Vaderlandsch woordenboek

Jacobus Kok (1780)

Gepubliceerd op 31-10-2023

BOGERMAN, Johannes (Johanneszoon)

betekenis & definitie

werd geboren te Opleeuwert 1576. Van zijn vader tot het leeraarampt geschikt zijnde, verkreeg hij zijne eerste standplaats te Sneek, in het jaar 1596, en vertrok vandaar naar Enkhuizen, in het jaar 1603, en in het volgende jaar naar Leeuwaarden. Terwijl hij hier den dienst bekleedde, werd hij tot President van de beruchte Dordrechtsche Sijnode verkoozen. ’t Is te overbekend, hoe de Remonstranten hem voor eenen van hunne strengste partijen gehouden hebben, en welk een lof en laster hij daar door heeft weggedraagen.
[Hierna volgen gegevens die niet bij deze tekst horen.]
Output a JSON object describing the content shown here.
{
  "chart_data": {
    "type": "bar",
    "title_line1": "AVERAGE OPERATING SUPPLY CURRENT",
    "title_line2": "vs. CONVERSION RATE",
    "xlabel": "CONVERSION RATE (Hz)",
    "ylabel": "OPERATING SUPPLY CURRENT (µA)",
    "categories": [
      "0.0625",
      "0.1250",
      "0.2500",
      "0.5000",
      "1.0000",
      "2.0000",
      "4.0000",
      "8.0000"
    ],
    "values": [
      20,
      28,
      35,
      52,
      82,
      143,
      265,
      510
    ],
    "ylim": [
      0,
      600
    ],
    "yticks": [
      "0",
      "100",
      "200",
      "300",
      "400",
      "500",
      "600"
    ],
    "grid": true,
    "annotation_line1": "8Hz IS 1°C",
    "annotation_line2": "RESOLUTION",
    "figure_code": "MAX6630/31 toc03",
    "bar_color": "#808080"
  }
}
Hemelsbreed verschillen zijne handelingen, wanneer men dezelvem nagaat, zo als ze beschreeven zijn door UITENBOGAART en TRIGLAND, om niet te gewaagen van BRANDT, veel min van REGENBOOG, die zo ongemeen partijdig geschreven heeft, in de twee Deelen, die van hem ’t licht zien, dat hij zig den naam van Historieschrijver onwaardig gemaakt heeft. Ik voor mij heb tot nog toe niets beter gevonden, om over ’s mans daaden, zo wel als over de gantsche Sijnode, onpartijdig te kunnen oordeelen, dan de brieven van HALES en BLANCANQUAL, geschreeven aan DUDLEIJ CARLETON, in 12, ten tweedemaale gedrukt 1671, volgens de vertaaling van den grooten PH. VAN LIMBURG; welke brieven ons, wanneer wij op het Art. DORDRECHT, van de Sijnode zullen spreeken, bijzonder te passe zullen komen, om het gehouden gedrag van BOGERMAN in de gewigtigste voorvallen te doen kennen.

In het jaar 1633, op den 8sten Augustus, werd hij, in plaats van Predikant in den Haag, tot Hoogleeraar in de Godgeleerdheid te Franeker beroepen, en verkreeg kort daarop den tijtel van Professor Primarius. Doch de gewigtige bezigheid, van het overzien der nieuwe vertaalinge van den Bijbel, belette hem, dat ampt voor den jaare 1634 te aanvaarden. Hij overleed den 11den September 1637, in den ouderdom van een-en-zestig jaaren, daalende met den vloek zijner vijanden en den zegen zijner vrienden in ’t graf. In Friesland haatten hem eenigen zo sterk, dat zij hem, in plaatze van BOGERMAN, hoofd van de Sijnode, BOGERMAN, hoofd van de snooden, noemden. En nog in onze dagen heeft men hem, in eenige schotschriften, door éénen wien zulks, zo om zijn ampt als afkomst, het minst voegde, President van de Hel zien noemen.

Wat aangaat zijne schriften; zijn boek de Jezuitsche Catechismus droeg hij op aan het Collegie der Staaten van Friesland, die hem, volgens Resolutie 1608, daar voor vereerden twee honderd guldens. Ook werd hij van dezelven, in het jaar 1614, plechtig bedankt voor de opdragt van zijne aantekeningen op het boek van GROTIUS tegen S. LUBERTI. Nog heeft men van hem: Practlijk van Boetvaardigheid; eene vertaaling van Beza’s beruchte boekje, over het Ketterdooden; en Lijkreden op den dood van Prins Maurits; Troostbrief aan een Weduwe, over het afsterven haares mans; en Tractaat van de Lijdzaamheid.

Zijn Grafschrift te Franeker is van deezen inhoud:

JOANNI BOGERMANNO I. F. FRISIO, IN EXILIO NATO, ECCLESIASTAE DISERTISSIMO, THEOLOGO DOCTISSIMO, VIRO PRUDENTE, SYNODI NATIONALE DORDRACENAE PRAESIDI GRAVISSIMO, VET. TESTAMENTI INTERPRETI, AC INTERPRETATI RECOGNITORI ACCURATO, ACAD. FRANEQ. PROFESSORI PRIMARIO, DE ECCLES.

ET REPUB. BELGICA DIFFICILLISMIS TEMPORIBUS OPTIME MERITO, PATRIBUS PATRIAE CHARISSIMO, MANTIO INCOMPARABILI, VIDUA MOESTISSIMA MARGARETA PETRAEA HOC MONUMENTUM PONENDUM CURAVIT.

Obiit MDCXXXVII. XI. Septemb. AET. LXI.

’s Mans afbeelding gaat, op onderscheide wijzen, in prent uit, met en zonder het Sijnode; men heeft het zeer fraai bij J. C. VISSCHER.

Zie E. L. VRIEMOET, Ath. Fris. pag. 284.